College is an interesting time of life for most people. Faced with new-found freedom and an abundance of ideas, there’s so much opportunity to learn and grow.
But when I think of my time in college, there’s really one thing that I consistently look back on with fondness: the community.
This isn’t a dig against the academic rigor of my alma mater. I simply attribute it to the fact that as humans, we are naturally wired to be drawn to be in community with other people. In fact, that’s really the reason that I applied in the first place: I met some genuinely awesome people.
Humans love to feel that they are part of a valuable community. From a business perspective, there are few things more valuable than being the facilitator of a loyal online community. Prospects will be ready to be engaged by your brand and participate in relevant discussion. The greatest challenge is to get people in the door.
When you look to start your online community, there is one important thing to keep in mind: if you build it, they won’t come.
What I mean here is that it takes a lot more than an empty shell to create a community. It takes hard work to get people in the door. Here’s how:
The secret: Create exceptional, value-adding content.
Having the right channels is important. Whether it’s Facebook, Twitter, LinkedIn groups, or some other platform, you need to have the means in place for people to commune.

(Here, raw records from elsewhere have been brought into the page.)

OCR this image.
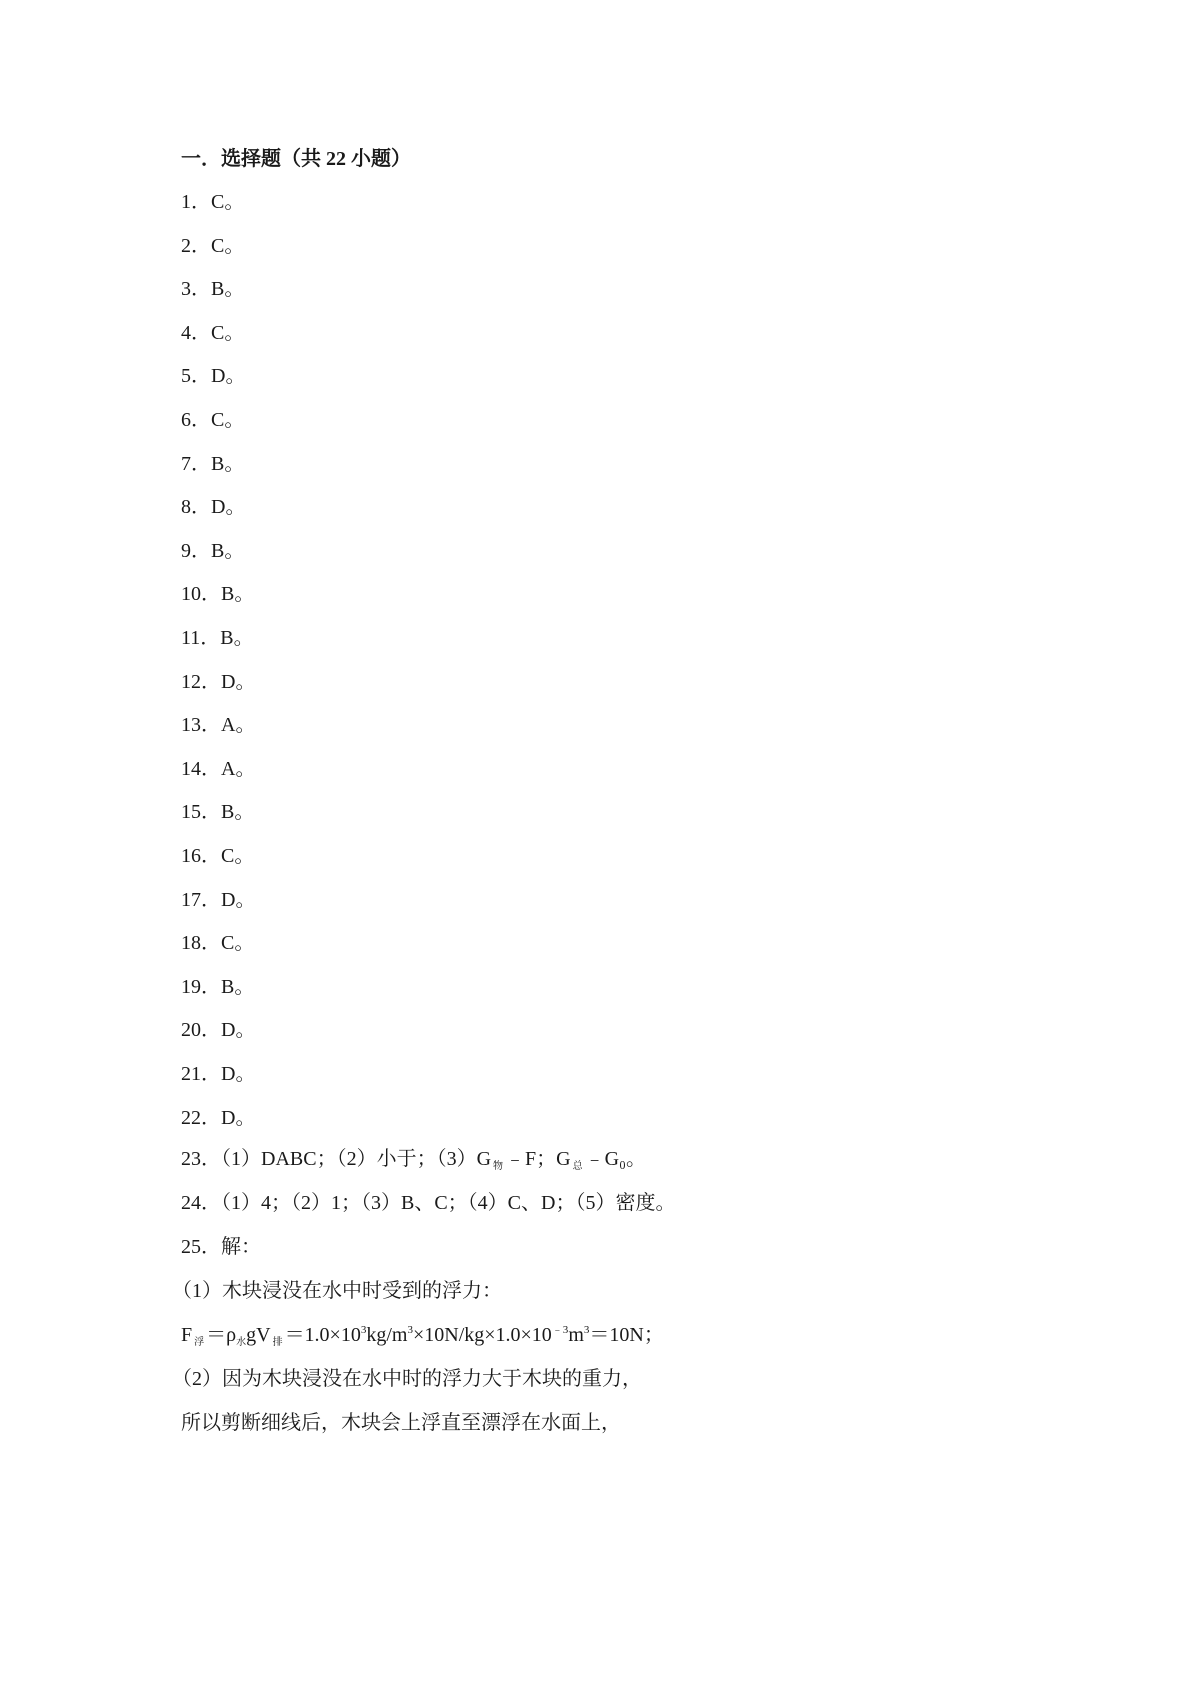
一．选择题（共 22 小题）
1．C。
2．C。
3．B。
4．C。
5．D。
6．C。
7．B。
8．D。
9．B。
10．B。
11．B。
12．D。
13．A。
14．A。
15．B。
16．C。
17．D。
18．C。
19．B。
20．D。
21．D。
22．D。
23．（1）DABC；（2）小于；（3）G $_物$ ﹣F；G $_总$ ﹣G₀。
24．（1）4；（2）1；（3）B、C；（4）C、D；（5）密度。
25．解：
（1）木块浸没在水中时受到的浮力：
F $_浮 =\rho_水gV$ $_排 =1.0\times 10^3kg/m^3\times 10N/kg\times 1.0\times 10^{﹣3}m^3=10N$；
（2）因为木块浸没在水中时的浮力大于木块的重力，
所以剪断细线后，木块会上浮直至漂浮在水面上，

The secret to getting people in the doors and keeping them there is to create exceptional, value-adding content — and providing the opportunity for discussion to take place.
The challenge remains: what makes for great content that will truly add value and retain community members? It all starts with an understanding of the types of people who you want to be active in your community. What are their greatest challenges? What questions are they always asking? Which answers are they most likely seeking?
The answers to these questions will help you to hone in on the type of content that you should be creating in order to establish your company as a leading resource in the industry.
Ultimately by investing in this community, you will create a culture of sharing, and members will begin asking and answering questions. If you go to just about any popular LinkedIn group, you will find people being genuinely helpful. These advocates will help you to continue building a loyal community, all while keeping it sustainable.
So there you have it. It’s all about creating content that makes a difference in people’s lives. How will you use content to build your community?